Back then, consumed by my own pain and anger I never saw my father's pain (hell, I never even felt my own pain - just a sort of dead unease). The night I found him in his room drunk and crying I had no sympathy for what had taken him to that place. My only concern was that he would go off on a binge and leave me by myself (not me and my sister, just me - my self-absorption was that consuming.)

Also, until my wife died I did not understand what might have driven him to take that job in West Palm Beach. Granted he did need better employment. (He had given up a good position in Troy to return to Shelby so that my mother could die among friends and family.) But there were other closer places. Until recently I didn't understand the desperation that might drive a man to get away from everything. As my sister astutely observed (after we became friends and started talking) it was perhaps odd that he even took us with him. There were various relatives who would have taken us in.

And until I experienced the loneliness of an empty house, I assumed that all my father and my stepmother had was an arrangement. I thought he only wanted her because he needed someone to help raise my 13-year old sister and she only wanted him because he offered a way out of her brother-in-law's house (even if it meant moving to Florida to live with three strangers). And true enough I never saw any expressions of deep affection, or heard any significant conversation. But as suggested above, I was perhaps not the best observer, lacking the requisite sympathy and empathy. In their 23 years they shared the same bedroom, at least until she got sick. They went to church, took vacations, did things together, and when he started making some real money, enjoyed modest wealth. She provided good food, a nice house, and a gentle woman's presence and companionship - he provided adventure and excitement - in other words his own grandiose self.

So that is maybe something good coming from all this - that I can see things I didn't see before.

Note: In the above I do not mean to suggest that my step-mother's brother-in-law was a bad man or that he did not treat her well. It was simply that she was a guest in another family's house and my father gave her an opportunity to have her own family. Also, to flesh out that story, she and my father had known one another when they were young.
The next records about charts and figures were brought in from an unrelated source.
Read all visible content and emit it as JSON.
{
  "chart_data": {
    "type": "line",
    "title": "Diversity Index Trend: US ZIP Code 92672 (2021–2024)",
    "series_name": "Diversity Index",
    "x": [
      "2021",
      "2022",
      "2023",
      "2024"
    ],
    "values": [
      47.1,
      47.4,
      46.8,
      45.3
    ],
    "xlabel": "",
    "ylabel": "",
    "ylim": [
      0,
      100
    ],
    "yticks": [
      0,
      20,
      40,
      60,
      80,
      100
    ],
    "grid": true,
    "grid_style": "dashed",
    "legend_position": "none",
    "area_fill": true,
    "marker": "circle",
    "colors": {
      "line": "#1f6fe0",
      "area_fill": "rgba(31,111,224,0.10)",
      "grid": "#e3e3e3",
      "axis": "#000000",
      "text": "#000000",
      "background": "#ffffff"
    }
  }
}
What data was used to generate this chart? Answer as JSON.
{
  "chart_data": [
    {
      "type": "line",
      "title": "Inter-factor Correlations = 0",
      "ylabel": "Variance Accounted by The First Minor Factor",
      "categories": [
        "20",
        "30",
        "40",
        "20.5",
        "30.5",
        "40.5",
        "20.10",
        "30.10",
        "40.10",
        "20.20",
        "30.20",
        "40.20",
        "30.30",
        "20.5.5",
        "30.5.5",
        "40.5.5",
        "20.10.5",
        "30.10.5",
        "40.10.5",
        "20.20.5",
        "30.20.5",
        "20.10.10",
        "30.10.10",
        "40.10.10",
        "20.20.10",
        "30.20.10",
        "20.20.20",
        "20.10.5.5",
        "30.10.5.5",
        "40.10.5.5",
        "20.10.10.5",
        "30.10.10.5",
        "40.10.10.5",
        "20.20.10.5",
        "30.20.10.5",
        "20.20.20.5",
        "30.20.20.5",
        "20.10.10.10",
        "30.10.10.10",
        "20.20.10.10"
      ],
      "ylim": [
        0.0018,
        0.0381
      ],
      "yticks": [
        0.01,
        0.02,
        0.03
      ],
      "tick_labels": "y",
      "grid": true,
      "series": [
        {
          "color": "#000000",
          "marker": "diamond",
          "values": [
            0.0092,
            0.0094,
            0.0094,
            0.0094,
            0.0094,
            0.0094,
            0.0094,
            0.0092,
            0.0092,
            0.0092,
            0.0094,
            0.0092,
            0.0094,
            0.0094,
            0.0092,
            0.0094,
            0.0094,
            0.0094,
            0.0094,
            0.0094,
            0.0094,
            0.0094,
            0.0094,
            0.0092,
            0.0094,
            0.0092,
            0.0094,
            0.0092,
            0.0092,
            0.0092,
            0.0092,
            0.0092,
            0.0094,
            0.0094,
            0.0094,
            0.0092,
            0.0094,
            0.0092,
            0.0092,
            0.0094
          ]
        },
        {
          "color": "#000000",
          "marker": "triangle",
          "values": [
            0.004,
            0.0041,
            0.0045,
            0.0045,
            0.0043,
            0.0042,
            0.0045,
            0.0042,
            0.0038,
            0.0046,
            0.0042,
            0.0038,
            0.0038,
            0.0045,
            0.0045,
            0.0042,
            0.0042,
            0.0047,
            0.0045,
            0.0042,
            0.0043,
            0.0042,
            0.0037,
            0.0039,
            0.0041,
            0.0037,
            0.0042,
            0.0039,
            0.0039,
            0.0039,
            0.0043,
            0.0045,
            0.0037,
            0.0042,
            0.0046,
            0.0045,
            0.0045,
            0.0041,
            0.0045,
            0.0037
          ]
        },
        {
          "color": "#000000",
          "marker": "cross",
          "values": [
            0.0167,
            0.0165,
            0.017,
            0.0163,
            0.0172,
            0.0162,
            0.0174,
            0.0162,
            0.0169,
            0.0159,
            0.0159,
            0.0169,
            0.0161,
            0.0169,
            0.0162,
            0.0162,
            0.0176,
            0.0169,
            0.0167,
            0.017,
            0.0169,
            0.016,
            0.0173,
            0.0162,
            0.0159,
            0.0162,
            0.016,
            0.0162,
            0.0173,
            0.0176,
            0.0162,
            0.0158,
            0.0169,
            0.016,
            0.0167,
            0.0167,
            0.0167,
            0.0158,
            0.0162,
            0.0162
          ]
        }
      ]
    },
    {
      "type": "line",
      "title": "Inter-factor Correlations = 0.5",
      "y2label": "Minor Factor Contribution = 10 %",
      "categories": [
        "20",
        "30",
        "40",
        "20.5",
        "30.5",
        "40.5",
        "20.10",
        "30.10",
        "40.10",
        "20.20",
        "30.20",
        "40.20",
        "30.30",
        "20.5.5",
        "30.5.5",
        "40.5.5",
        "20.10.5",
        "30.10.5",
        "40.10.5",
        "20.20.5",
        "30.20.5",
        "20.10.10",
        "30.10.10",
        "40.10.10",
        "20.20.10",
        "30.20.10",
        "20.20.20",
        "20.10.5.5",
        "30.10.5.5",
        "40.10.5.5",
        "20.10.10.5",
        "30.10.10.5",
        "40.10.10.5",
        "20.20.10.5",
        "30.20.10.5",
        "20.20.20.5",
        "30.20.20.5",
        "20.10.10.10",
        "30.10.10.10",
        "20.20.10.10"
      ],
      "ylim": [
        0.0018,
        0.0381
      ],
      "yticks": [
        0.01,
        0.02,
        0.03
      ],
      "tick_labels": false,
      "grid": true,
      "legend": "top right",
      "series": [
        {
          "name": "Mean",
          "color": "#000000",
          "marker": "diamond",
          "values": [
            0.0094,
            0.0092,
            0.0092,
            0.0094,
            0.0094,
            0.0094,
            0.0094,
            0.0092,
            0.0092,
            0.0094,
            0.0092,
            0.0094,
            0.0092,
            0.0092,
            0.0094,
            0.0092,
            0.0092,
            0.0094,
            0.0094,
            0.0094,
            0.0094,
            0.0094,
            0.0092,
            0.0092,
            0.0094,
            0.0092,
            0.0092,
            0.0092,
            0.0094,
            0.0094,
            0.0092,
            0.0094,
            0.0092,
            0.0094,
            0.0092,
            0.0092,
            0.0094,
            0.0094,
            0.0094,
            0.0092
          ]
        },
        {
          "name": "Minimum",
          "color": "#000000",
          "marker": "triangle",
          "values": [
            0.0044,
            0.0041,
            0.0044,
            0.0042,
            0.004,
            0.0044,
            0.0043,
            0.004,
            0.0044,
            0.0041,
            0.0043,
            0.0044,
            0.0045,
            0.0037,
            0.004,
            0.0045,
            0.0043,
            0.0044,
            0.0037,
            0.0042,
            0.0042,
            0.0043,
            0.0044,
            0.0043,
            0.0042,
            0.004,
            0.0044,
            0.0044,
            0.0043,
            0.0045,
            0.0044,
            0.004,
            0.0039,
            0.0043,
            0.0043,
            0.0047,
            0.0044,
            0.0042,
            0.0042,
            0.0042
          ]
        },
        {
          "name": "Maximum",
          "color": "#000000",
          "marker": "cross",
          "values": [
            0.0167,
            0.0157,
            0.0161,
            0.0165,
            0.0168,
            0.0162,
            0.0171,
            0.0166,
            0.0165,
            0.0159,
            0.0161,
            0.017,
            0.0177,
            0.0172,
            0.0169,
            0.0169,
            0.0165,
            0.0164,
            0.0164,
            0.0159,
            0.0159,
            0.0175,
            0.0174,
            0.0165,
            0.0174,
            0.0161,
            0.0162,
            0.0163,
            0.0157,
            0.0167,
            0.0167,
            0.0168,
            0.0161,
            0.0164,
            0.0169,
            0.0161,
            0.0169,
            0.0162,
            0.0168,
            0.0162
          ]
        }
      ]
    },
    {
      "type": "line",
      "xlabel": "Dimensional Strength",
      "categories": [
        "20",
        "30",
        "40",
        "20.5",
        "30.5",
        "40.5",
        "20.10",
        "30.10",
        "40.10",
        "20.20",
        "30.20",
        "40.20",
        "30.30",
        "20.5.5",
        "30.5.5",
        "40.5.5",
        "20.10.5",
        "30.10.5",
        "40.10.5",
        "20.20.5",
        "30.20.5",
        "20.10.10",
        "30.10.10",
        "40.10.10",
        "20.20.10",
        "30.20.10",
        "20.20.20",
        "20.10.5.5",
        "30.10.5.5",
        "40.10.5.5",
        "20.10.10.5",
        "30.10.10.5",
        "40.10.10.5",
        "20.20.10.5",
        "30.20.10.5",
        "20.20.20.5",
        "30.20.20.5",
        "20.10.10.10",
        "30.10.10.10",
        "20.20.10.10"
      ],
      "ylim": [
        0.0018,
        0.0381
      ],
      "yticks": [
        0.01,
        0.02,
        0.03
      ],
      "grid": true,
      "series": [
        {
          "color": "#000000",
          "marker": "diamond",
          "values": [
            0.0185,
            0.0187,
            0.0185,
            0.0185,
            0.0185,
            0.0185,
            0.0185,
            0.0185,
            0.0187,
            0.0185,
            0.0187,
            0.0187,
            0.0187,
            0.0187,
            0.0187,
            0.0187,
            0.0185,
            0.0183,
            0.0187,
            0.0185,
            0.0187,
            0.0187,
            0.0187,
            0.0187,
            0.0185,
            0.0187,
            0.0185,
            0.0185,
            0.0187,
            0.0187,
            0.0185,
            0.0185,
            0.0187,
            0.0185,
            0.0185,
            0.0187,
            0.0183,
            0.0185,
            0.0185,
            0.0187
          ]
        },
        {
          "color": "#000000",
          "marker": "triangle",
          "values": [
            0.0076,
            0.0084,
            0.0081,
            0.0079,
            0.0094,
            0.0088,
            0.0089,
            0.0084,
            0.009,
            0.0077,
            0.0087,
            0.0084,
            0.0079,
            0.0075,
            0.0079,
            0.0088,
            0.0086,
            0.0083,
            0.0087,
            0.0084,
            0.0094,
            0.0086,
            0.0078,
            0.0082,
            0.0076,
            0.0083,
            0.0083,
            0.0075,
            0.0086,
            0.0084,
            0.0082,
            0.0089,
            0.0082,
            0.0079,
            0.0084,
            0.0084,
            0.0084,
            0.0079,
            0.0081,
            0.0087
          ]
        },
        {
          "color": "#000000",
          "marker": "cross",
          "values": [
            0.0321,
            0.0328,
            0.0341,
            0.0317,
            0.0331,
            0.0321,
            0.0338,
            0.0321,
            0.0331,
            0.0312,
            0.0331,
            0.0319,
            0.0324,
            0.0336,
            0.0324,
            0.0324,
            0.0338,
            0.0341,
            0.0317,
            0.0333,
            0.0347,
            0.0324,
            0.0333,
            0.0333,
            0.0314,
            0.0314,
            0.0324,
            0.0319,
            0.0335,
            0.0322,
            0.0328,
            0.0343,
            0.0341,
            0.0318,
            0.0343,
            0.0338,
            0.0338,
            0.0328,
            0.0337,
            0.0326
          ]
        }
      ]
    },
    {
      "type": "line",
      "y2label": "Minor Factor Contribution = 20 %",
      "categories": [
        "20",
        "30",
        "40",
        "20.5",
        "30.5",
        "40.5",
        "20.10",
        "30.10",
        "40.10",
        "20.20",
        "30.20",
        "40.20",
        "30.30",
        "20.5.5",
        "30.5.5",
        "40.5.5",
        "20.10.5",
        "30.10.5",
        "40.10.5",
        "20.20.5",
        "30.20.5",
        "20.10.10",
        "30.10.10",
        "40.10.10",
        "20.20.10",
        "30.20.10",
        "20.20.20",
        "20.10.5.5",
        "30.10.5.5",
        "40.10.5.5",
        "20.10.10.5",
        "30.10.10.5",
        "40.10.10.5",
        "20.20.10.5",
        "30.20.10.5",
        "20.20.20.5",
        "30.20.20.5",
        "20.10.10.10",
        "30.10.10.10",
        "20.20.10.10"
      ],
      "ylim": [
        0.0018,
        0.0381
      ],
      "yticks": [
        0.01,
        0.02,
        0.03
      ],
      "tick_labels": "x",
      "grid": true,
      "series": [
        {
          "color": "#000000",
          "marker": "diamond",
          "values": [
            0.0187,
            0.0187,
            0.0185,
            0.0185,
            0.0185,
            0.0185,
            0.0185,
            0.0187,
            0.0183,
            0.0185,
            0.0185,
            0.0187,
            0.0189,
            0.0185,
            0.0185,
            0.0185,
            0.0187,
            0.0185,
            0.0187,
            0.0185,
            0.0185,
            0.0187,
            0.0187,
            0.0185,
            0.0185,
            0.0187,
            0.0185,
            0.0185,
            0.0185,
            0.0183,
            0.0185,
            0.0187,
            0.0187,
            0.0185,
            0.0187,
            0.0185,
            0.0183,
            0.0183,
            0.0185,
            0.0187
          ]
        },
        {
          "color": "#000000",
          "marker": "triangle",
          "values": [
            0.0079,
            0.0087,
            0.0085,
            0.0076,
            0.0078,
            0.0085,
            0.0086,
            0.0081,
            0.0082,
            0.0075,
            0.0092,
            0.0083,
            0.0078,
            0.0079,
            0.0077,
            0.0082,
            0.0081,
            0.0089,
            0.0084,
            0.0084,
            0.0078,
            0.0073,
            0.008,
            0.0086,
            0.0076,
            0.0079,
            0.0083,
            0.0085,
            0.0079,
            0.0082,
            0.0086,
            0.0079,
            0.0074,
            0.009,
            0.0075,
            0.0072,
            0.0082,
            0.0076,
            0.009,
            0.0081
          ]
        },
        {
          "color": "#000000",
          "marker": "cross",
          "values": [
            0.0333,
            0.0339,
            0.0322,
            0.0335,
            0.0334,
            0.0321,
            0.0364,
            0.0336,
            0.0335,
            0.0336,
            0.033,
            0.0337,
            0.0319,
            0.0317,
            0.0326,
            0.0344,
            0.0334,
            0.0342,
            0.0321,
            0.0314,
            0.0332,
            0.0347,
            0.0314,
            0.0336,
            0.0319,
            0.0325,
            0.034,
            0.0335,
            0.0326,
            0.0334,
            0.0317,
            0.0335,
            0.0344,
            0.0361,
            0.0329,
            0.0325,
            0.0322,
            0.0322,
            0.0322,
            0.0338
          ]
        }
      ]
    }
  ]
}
I don't know what he thought about her back then - she had been pretty - but she remembered seeing him riding into town on a white horse - literally a man on a white horse.

Post Script #2: Missing Me

When it was my turn to talk at the Hospice Grief session (to answer the question that I had picked out of the hat) I said that one of the things I missed most about my love one was "me". Of course, despite my barely suppressed tears, there was a certain self-conscious cleverness in my answer - leading me to say to my self, "That's pretty good - you are a blowhard- yeah well it is still true - I wish you would shut the fu*k up."

Yet..

Yet...

What I meant was that when Brenda died, a substantial portion of me died with her. If she was indeed my better half then I am now half a person. But it is not just that. As a female friend noted we tend to be defined by those we are with - by those we love. We are one person with this person, somebody else with that person. As the friend noted, this is probably not a good thing. We should be who we are, regardless of who we are with. What it means for me is that I am now without definition.

And there is still more to it.

Whatever I was, I was closer to it with Brenda than I ever was with anybody else. With her I was unselfconscious. For good or ill (and sometimes it was for ill) when I was with her I was simply myself. I did not have to think about myself. I could simply be - happy, sad, angry, anxious - even a silly fool. I was natural.

That's what I meant when I said that I missed me. I am no longer me - but a contrivance struggling to become me, forever looking back at himself looking back at himself looking back at himself. It is possible that when I peel back all the layers of this particular onion all I will discover is emptiness and a bad smell. It is also possible that a better me will result - or if not a better me, then at least somebody I can live with.